When the Politics of Race Come Home

When my 8-year-old son announced he liked Barack Obama, I held my tongue: I refrained from launching into the litany of Sen. Obama’s anti-life policy positions, such as his recent statement that he would encourage his own young daughter to have an abortion rather than be “punished” by a pregnancy.

But for Leo, my son, I shied away from the issues and simply said Sen. Obama seems like a nice man, well-educated and well-spoken.

You see, I am white, but Leo and two of my daughters, all adopted, have black birthfathers.

In his positive statements about Obama, Leo wasn’t saying anything about policy, of which he is blissfully ignorant; he was speaking in favor of someone who looks like him.

Leo does this a lot. When watching football or basketball games on television, Leo often comments to me about players’ race and their abilities. Though small, Leo himself is athletically gifted, fleet afoot with excellent eye-hand coordination. He identifies with the “brown guys” (as he calls them) who excel in the games he watches. I feel the need to affirm him in that.

But, race being what it is in our society, before long we must traverse some thorny territory: slavery, injustice, racism, civil rights, lynchings, burning crosses, the whole gamut of sinful man’s inhumanity to brothers of different color. Our society as a whole is facing these issues as it watches the rise of Sen. Obama and deals with matters of race, including the intemperate comments of his pastor, Rev. Jeremiah Wright.

Unless you read only The New York Times, you’ve likely come across Wright’s incendiary sermonizing.

So what does a white parent like me say to our three half-black children about matters of race? Fortunately, one of the eminent public intellectuals of our day, Thomas Sowell of Stanford’s Hoover Institution, has provided a great deal of learned analysis.

In his book Black Rednecks and White Liberals, Sowell, a black man raised in Harlem, unveils some fascinating history.

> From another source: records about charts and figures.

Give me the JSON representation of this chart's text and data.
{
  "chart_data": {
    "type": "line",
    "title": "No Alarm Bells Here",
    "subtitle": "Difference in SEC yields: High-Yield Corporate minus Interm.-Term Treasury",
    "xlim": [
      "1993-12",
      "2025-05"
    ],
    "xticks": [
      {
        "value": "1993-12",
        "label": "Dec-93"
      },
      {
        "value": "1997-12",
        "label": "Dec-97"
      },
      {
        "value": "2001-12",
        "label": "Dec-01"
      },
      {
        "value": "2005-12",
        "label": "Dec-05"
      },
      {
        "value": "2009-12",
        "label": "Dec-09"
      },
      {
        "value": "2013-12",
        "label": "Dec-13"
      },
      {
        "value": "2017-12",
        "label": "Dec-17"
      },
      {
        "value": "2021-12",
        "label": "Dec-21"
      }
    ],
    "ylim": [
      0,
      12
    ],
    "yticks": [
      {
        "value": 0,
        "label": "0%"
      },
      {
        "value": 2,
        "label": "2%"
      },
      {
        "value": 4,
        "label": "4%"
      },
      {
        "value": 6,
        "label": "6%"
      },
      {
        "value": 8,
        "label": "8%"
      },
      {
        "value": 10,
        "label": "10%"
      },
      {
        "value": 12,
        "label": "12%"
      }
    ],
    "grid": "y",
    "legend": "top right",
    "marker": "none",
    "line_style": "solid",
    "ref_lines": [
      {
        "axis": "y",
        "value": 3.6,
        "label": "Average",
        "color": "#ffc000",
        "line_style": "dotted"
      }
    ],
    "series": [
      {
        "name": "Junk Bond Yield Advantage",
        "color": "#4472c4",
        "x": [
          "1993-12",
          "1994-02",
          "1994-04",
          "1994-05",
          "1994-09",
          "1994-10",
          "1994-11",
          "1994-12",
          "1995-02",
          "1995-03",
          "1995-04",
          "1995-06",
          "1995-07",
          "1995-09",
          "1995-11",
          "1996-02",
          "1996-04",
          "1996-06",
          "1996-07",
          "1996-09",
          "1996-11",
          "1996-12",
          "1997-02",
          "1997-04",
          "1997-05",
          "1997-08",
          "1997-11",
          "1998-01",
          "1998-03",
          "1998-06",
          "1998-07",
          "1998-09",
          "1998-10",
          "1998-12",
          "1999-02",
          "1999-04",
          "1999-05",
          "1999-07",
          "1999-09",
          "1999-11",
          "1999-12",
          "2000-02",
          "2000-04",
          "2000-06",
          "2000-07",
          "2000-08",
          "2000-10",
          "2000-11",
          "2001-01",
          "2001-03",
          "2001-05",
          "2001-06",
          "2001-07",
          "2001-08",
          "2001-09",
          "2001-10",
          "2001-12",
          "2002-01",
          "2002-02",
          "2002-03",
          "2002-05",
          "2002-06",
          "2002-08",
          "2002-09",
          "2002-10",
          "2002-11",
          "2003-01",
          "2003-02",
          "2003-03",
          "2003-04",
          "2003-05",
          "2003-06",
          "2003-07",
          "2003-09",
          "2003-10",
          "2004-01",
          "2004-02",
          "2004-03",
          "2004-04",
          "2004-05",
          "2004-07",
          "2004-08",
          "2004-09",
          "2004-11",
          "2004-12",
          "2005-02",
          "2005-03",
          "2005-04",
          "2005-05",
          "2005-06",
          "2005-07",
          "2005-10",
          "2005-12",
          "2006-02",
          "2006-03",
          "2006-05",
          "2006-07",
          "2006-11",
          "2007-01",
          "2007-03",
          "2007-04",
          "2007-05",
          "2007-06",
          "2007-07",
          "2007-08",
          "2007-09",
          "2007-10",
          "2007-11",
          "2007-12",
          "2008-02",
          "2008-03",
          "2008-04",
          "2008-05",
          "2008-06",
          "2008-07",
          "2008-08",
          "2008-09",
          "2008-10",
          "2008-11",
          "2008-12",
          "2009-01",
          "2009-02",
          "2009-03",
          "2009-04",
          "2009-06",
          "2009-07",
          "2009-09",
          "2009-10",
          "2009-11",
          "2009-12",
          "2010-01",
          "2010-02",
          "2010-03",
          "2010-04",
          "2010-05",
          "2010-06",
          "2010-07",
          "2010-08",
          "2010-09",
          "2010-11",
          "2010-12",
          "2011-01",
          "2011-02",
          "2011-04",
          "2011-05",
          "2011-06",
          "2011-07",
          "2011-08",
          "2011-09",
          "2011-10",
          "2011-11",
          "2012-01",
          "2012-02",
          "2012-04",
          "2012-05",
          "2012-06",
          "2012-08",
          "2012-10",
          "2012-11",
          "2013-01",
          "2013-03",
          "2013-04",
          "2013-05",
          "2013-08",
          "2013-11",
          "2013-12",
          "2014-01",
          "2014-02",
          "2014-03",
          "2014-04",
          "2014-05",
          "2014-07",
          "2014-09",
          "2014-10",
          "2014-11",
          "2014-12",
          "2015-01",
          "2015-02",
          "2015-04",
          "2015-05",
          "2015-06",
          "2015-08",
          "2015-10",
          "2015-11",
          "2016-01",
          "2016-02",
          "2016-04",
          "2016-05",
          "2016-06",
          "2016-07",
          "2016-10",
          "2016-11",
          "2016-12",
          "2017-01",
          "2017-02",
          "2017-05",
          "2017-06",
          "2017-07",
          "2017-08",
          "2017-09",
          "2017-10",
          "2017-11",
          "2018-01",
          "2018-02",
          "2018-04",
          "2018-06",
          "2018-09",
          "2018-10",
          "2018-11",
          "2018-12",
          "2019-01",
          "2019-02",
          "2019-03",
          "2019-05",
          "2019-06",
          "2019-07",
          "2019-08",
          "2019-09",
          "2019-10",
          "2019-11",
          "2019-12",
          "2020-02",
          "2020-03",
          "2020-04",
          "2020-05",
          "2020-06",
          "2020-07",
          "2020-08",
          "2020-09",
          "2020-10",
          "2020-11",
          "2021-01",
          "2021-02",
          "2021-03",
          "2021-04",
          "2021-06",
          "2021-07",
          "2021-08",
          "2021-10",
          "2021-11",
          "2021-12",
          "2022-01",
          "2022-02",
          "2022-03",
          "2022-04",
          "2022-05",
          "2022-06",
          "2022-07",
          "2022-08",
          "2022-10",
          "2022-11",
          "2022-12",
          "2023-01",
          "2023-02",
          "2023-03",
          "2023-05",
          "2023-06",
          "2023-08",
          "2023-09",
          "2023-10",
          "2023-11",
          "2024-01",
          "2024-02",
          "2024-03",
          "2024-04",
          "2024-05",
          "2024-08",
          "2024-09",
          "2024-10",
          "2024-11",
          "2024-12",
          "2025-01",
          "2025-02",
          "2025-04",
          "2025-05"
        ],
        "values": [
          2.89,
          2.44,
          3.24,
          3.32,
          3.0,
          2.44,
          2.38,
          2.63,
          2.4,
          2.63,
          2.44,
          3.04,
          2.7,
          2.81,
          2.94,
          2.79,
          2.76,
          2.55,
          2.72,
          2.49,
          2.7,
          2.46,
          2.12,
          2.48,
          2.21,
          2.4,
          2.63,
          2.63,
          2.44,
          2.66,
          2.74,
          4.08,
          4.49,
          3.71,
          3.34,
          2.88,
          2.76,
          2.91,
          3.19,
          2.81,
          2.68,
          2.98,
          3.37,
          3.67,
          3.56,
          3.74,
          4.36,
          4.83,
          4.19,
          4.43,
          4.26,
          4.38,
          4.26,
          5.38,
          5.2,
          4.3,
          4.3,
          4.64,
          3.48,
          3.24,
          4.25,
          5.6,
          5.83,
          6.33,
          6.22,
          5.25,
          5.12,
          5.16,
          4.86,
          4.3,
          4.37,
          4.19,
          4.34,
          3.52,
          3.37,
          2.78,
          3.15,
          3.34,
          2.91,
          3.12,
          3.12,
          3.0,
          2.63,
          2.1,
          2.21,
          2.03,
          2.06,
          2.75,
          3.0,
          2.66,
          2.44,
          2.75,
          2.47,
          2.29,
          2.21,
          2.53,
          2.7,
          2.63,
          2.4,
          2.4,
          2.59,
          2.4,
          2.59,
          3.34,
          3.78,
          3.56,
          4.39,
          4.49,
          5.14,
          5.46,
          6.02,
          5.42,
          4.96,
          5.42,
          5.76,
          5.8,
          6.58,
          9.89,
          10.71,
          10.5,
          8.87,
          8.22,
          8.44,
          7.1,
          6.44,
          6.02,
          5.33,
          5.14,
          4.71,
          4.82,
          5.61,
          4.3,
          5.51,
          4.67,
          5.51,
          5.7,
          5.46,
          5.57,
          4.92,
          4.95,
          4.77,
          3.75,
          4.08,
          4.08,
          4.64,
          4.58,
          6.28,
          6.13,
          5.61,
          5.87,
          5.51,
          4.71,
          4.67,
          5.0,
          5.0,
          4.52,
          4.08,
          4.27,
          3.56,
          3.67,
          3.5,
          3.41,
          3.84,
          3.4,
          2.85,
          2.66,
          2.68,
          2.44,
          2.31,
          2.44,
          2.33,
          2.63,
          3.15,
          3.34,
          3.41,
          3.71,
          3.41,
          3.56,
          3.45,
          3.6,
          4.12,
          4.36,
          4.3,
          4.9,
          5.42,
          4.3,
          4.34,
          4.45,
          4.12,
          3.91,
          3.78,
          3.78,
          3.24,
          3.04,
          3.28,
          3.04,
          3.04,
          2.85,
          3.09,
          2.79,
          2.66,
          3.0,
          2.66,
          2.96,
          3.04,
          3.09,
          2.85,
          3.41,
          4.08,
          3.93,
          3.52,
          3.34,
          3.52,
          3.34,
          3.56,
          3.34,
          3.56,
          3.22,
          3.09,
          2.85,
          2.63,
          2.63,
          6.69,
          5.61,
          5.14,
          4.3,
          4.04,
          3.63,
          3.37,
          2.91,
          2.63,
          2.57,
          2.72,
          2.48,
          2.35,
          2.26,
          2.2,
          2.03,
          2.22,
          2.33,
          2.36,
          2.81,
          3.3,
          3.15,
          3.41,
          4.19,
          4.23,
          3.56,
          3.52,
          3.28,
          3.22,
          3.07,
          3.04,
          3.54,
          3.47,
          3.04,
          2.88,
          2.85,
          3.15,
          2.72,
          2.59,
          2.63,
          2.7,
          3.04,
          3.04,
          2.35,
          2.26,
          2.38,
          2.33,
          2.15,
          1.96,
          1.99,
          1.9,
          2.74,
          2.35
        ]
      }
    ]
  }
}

The culture we think of as distinctively “black” or “African-American” is in fact traceable to the hinterlands of Great Britain, particularly the Scottish Highlands and Northern Ireland.

White men known as “crackers” (short for “wisecrackers”) before ever coming to America brought to the southern United States a culture of poor work habits, intemperate use of alcohol, sexual immorality, family dysfunction and violent response to insults. “Cracker” culture was here before black slaves were. Even the speech pattern now called “ebonics” is traced back to Scotland and Ireland — not Africa.

Southern blacks absorbed the “cracker” or “redneck” culture from poor Southern whites of Scotch-Irish background. But while most Scotch-Irish both here in America and back in Great Britain eventually rejected their failed culture and try to do better, Sowell notes too many Southern blacks became and stayed “rednecks.”

Sad as this history is, the good news is I can tell my son why he can avoid the so-called “black urban culture” because it’s not really “black” at all.

Fortunately, many American blacks did not grow up as “rednecks”; a great many others, like comedian Bill Cosby, have dedicated their lives to countering the toxic subculture.

Supreme Court justice Clarence Thomas gives us a great role model in his autobiography, My Grandfather’s Son. Thomas himself is certainly a fine role model, but even better is the grandfather he called “Daddy” and who raised Clarence from a shoeless black child born in poverty to become one of the most powerful men in the most powerful nation in history.

“Daddy” was fiercely independent. Raised a Baptist, he wanted to go deeper than the “emotionalism” in the religious services and became Catholic. He started in business delivering ice and stove wood but eventually became moderately successful delivering heating oil.

He had suffered from racism but believed in the American creed: If he worked hard to earn an honest dollar, he would prosper. He imparted his strong work ethic and common-sense mentality to his grandsons, partly through Catholic schools, partly through having Clarence and his brother work a farm non-stop during their summers so they could never get into trouble. The results are dramatic.

Clarence Thomas writes that he flirted as a young man with liberal politics — the kind Barack Obama now espouses — but those ideas simply didn’t square with his experience and what he had learned from his “Daddy.”

I just hope I’ll be able to pass some of that same integrity along to Leo — and to all my children.

Racial questions are a central part of our history. They have become a part of my family.

But, as Thomas Sowell notes, it is vital that we get that history right.

And lives like Clarence Thomas’s, committed to the truth and the Truth, show what can happen when we do.


Jay Dunlap is a teacher in South Bend, Ind., and the author of Raising Kids in the Media Age.